A whistle shall be placed as high as practicable on a vessel, in order to reduce interception of the emitted sound by obstructions and also to minimize hearing damage risk to personnel. The sound pressure level of the vessel’s own signal at listening posts shall not exceed 110dB (A) and so far as practicable should not exceed 100 dB (A).
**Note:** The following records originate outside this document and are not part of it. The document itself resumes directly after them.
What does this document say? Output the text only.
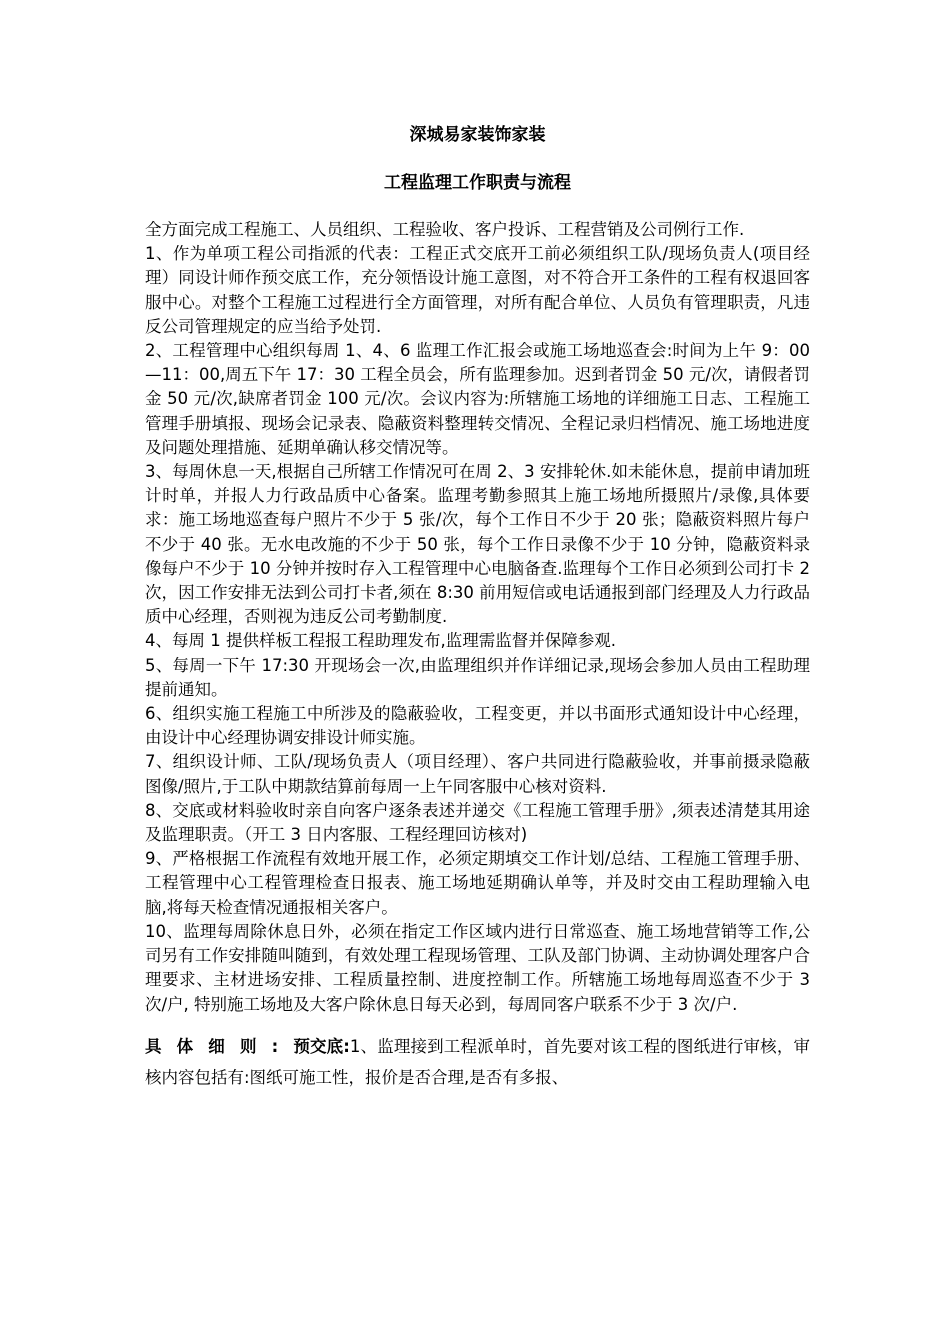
深城易家装饰家装
工程监理工作职责与流程

全方面完成工程施工、人员组织、工程验收、客户投诉、工程营销及公司例行工作.

1、作为单项工程公司指派的代表：工程正式交底开工前必须组织工队/现场负责人(项目经理）同设计师作预交底工作，充分领悟设计施工意图，对不符合开工条件的工程有权退回客服中心。对整个工程施工过程进行全方面管理，对所有配合单位、人员负有管理职责，凡违反公司管理规定的应当给予处罚.

2、工程管理中心组织每周 1、4、6 监理工作汇报会或施工场地巡查会:时间为上午 9：00—11：00,周五下午 17：30 工程全员会，所有监理参加。迟到者罚金 50 元/次，请假者罚金 50 元/次,缺席者罚金 100 元/次。会议内容为:所辖施工场地的详细施工日志、工程施工管理手册填报、现场会记录表、隐蔽资料整理转交情况、全程记录归档情况、施工场地进度及问题处理措施、延期单确认移交情况等。

3、每周休息一天,根据自己所辖工作情况可在周 2、3 安排轮休.如未能休息，提前申请加班计时单，并报人力行政品质中心备案。监理考勤参照其上施工场地所摄照片/录像,具体要求：施工场地巡查每户照片不少于 5 张/次，每个工作日不少于 20 张；隐蔽资料照片每户不少于 40 张。无水电改施的不少于 50 张，每个工作日录像不少于 10 分钟，隐蔽资料录像每户不少于 10 分钟并按时存入工程管理中心电脑备查.监理每个工作日必须到公司打卡 2 次，因工作安排无法到公司打卡者,须在 8:30 前用短信或电话通报到部门经理及人力行政品质中心经理，否则视为违反公司考勤制度.

4、每周 1 提供样板工程报工程助理发布,监理需监督并保障参观.

5、每周一下午 17:30 开现场会一次,由监理组织并作详细记录,现场会参加人员由工程助理提前通知。

6、组织实施工程施工中所涉及的隐蔽验收，工程变更，并以书面形式通知设计中心经理，由设计中心经理协调安排设计师实施。

7、组织设计师、工队/现场负责人（项目经理）、客户共同进行隐蔽验收，并事前摄录隐蔽图像/照片,于工队中期款结算前每周一上午同客服中心核对资料.

8、交底或材料验收时亲自向客户逐条表述并递交《工程施工管理手册》,须表述清楚其用途及监理职责。（开工 3 日内客服、工程经理回访核对)

9、严格根据工作流程有效地开展工作，必须定期填交工作计划/总结、工程施工管理手册、工程管理中心工程管理检查日报表、施工场地延期确认单等，并及时交由工程助理输入电脑,将每天检查情况通报相关客户。

10、监理每周除休息日外，必须在指定工作区域内进行日常巡查、施工场地营销等工作,公司另有工作安排随叫随到，有效处理工程现场管理、工队及部门协调、主动协调处理客户合理要求、主材进场安排、工程质量控制、进度控制工作。所辖施工场地每周巡查不少于 3 次/户, 特别施工场地及大客户除休息日每天必到，每周同客户联系不少于 3 次/户.

具体细则:预交底:1、监理接到工程派单时，首先要对该工程的图纸进行审核，审核内容包括有:图纸可施工性，报价是否合理,是否有多报、
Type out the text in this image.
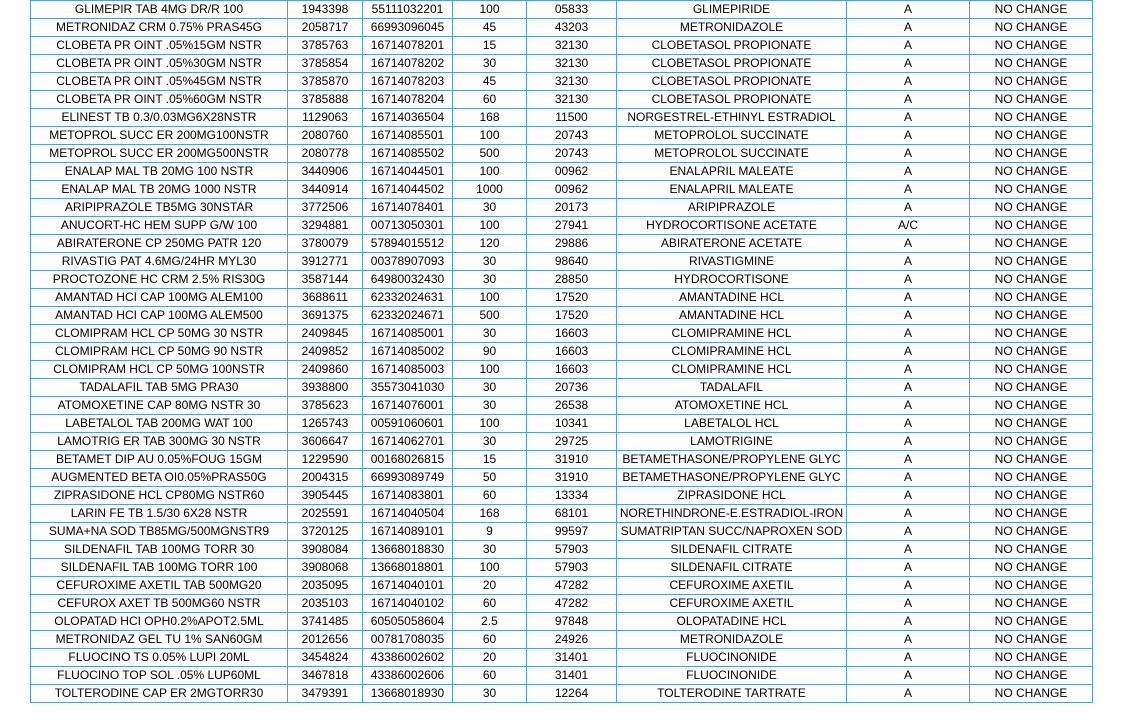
GLIMEPIR TAB 4MG DR/R 100	1943398	55111032201	100	05833	GLIMEPIRIDE	A	NO CHANGE
METRONIDAZ CRM 0.75% PRAS45G	2058717	66993096045	45	43203	METRONIDAZOLE	A	NO CHANGE
CLOBETA PR OINT .05%15GM NSTR	3785763	16714078201	15	32130	CLOBETASOL PROPIONATE	A	NO CHANGE
CLOBETA PR OINT .05%30GM NSTR	3785854	16714078202	30	32130	CLOBETASOL PROPIONATE	A	NO CHANGE
CLOBETA PR OINT .05%45GM NSTR	3785870	16714078203	45	32130	CLOBETASOL PROPIONATE	A	NO CHANGE
CLOBETA PR OINT .05%60GM NSTR	3785888	16714078204	60	32130	CLOBETASOL PROPIONATE	A	NO CHANGE
ELINEST TB 0.3/0.03MG6X28NSTR	1129063	16714036504	168	11500	NORGESTREL-ETHINYL ESTRADIOL	A	NO CHANGE
METOPROL SUCC ER 200MG100NSTR	2080760	16714085501	100	20743	METOPROLOL SUCCINATE	A	NO CHANGE
METOPROL SUCC ER 200MG500NSTR	2080778	16714085502	500	20743	METOPROLOL SUCCINATE	A	NO CHANGE
ENALAP MAL TB 20MG 100 NSTR	3440906	16714044501	100	00962	ENALAPRIL MALEATE	A	NO CHANGE
ENALAP MAL TB 20MG 1000 NSTR	3440914	16714044502	1000	00962	ENALAPRIL MALEATE	A	NO CHANGE
ARIPIPRAZOLE TB5MG 30NSTAR	3772506	16714078401	30	20173	ARIPIPRAZOLE	A	NO CHANGE
ANUCORT-HC HEM SUPP G/W 100	3294881	00713050301	100	27941	HYDROCORTISONE ACETATE	A/C	NO CHANGE
ABIRATERONE CP 250MG PATR 120	3780079	57894015512	120	29886	ABIRATERONE ACETATE	A	NO CHANGE
RIVASTIG PAT 4.6MG/24HR MYL30	3912771	00378907093	30	98640	RIVASTIGMINE	A	NO CHANGE
PROCTOZONE HC CRM 2.5% RIS30G	3587144	64980032430	30	28850	HYDROCORTISONE	A	NO CHANGE
AMANTAD HCI CAP 100MG ALEM100	3688611	62332024631	100	17520	AMANTADINE HCL	A	NO CHANGE
AMANTAD HCI CAP 100MG ALEM500	3691375	62332024671	500	17520	AMANTADINE HCL	A	NO CHANGE
CLOMIPRAM HCL CP 50MG 30 NSTR	2409845	16714085001	30	16603	CLOMIPRAMINE HCL	A	NO CHANGE
CLOMIPRAM HCL CP 50MG 90 NSTR	2409852	16714085002	90	16603	CLOMIPRAMINE HCL	A	NO CHANGE
CLOMIPRAM HCL CP 50MG 100NSTR	2409860	16714085003	100	16603	CLOMIPRAMINE HCL	A	NO CHANGE
TADALAFIL TAB 5MG PRA30	3938800	35573041030	30	20736	TADALAFIL	A	NO CHANGE
ATOMOXETINE CAP 80MG NSTR 30	3785623	16714076001	30	26538	ATOMOXETINE HCL	A	NO CHANGE
LABETALOL TAB 200MG WAT 100	1265743	00591060601	100	10341	LABETALOL HCL	A	NO CHANGE
LAMOTRIG ER TAB 300MG 30 NSTR	3606647	16714062701	30	29725	LAMOTRIGINE	A	NO CHANGE
BETAMET DIP AU 0.05%FOUG 15GM	1229590	00168026815	15	31910	BETAMETHASONE/PROPYLENE GLYC	A	NO CHANGE
AUGMENTED BETA OI0.05%PRAS50G	2004315	66993089749	50	31910	BETAMETHASONE/PROPYLENE GLYC	A	NO CHANGE
ZIPRASIDONE HCL CP80MG NSTR60	3905445	16714083801	60	13334	ZIPRASIDONE HCL	A	NO CHANGE
LARIN FE TB 1.5/30 6X28 NSTR	2025591	16714040504	168	68101	NORETHINDRONE-E.ESTRADIOL-IRON	A	NO CHANGE
SUMA+NA SOD TB85MG/500MGNSTR9	3720125	16714089101	9	99597	SUMATRIPTAN SUCC/NAPROXEN SOD	A	NO CHANGE
SILDENAFIL TAB 100MG TORR 30	3908084	13668018830	30	57903	SILDENAFIL CITRATE	A	NO CHANGE
SILDENAFIL TAB 100MG TORR 100	3908068	13668018801	100	57903	SILDENAFIL CITRATE	A	NO CHANGE
CEFUROXIME AXETIL TAB 500MG20	2035095	16714040101	20	47282	CEFUROXIME AXETIL	A	NO CHANGE
CEFUROX AXET TB 500MG60 NSTR	2035103	16714040102	60	47282	CEFUROXIME AXETIL	A	NO CHANGE
OLOPATAD HCI OPH0.2%APOT2.5ML	3741485	60505058604	2.5	97848	OLOPATADINE HCL	A	NO CHANGE
METRONIDAZ GEL TU 1% SAN60GM	2012656	00781708035	60	24926	METRONIDAZOLE	A	NO CHANGE
FLUOCINO TS 0.05% LUPI 20ML	3454824	43386002602	20	31401	FLUOCINONIDE	A	NO CHANGE
FLUOCINO TOP SOL .05% LUP60ML	3467818	43386002606	60	31401	FLUOCINONIDE	A	NO CHANGE
TOLTERODINE CAP ER 2MGTORR30	3479391	13668018930	30	12264	TOLTERODINE TARTRATE	A	NO CHANGE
Fitting of more than one whistle
If whistles are fitted at a distance apart of more than 100 metres, it shall be so arranged that they are not sounded simultaneously .
Combined whistle systems
If due to the presence of obstructions the sound field of a single whistle or one of the whistles referred to in paragraph 1(f) above is likely to have a zone of greatly reduced signal level, it is recommended that a combined whistle system be fitted so as to overcome this reduction. For the purposes of the Rules a combined whistle system is to be regarded as a single whistle. The whistles of a combined system shall be located at a distance apart of not more than 100 metres and arranged to be sounded simultaneously. The frequency of any one whistle shall differ from those of the others by at least 10 Hz.
Bell or Gong Requirements
(a) Intensity of signal
A bell or gong, or other device having similar sound characteristics shall produce a sound pressure level of not less than 110 dB at a distance of 1 metre from it.
Bells and gongs shall be made of corrosion-resistant material and designed to give a clear tone. The diameter of the mouth of the bell shall be not less than 300 mm for vessels of 20 metres or more in length. Where practicable, a power-driven bell striker is recommended to ensure constant force but manual operation shall be possible. The mass of the striker shall be not less than 3 per cent of the mass of the bell.
The construction of sound signal appliances, their performance and their installation on board the vessel shall be to the satisfaction of the appropriate authority of the State whose flag the vessel is entitled to fly.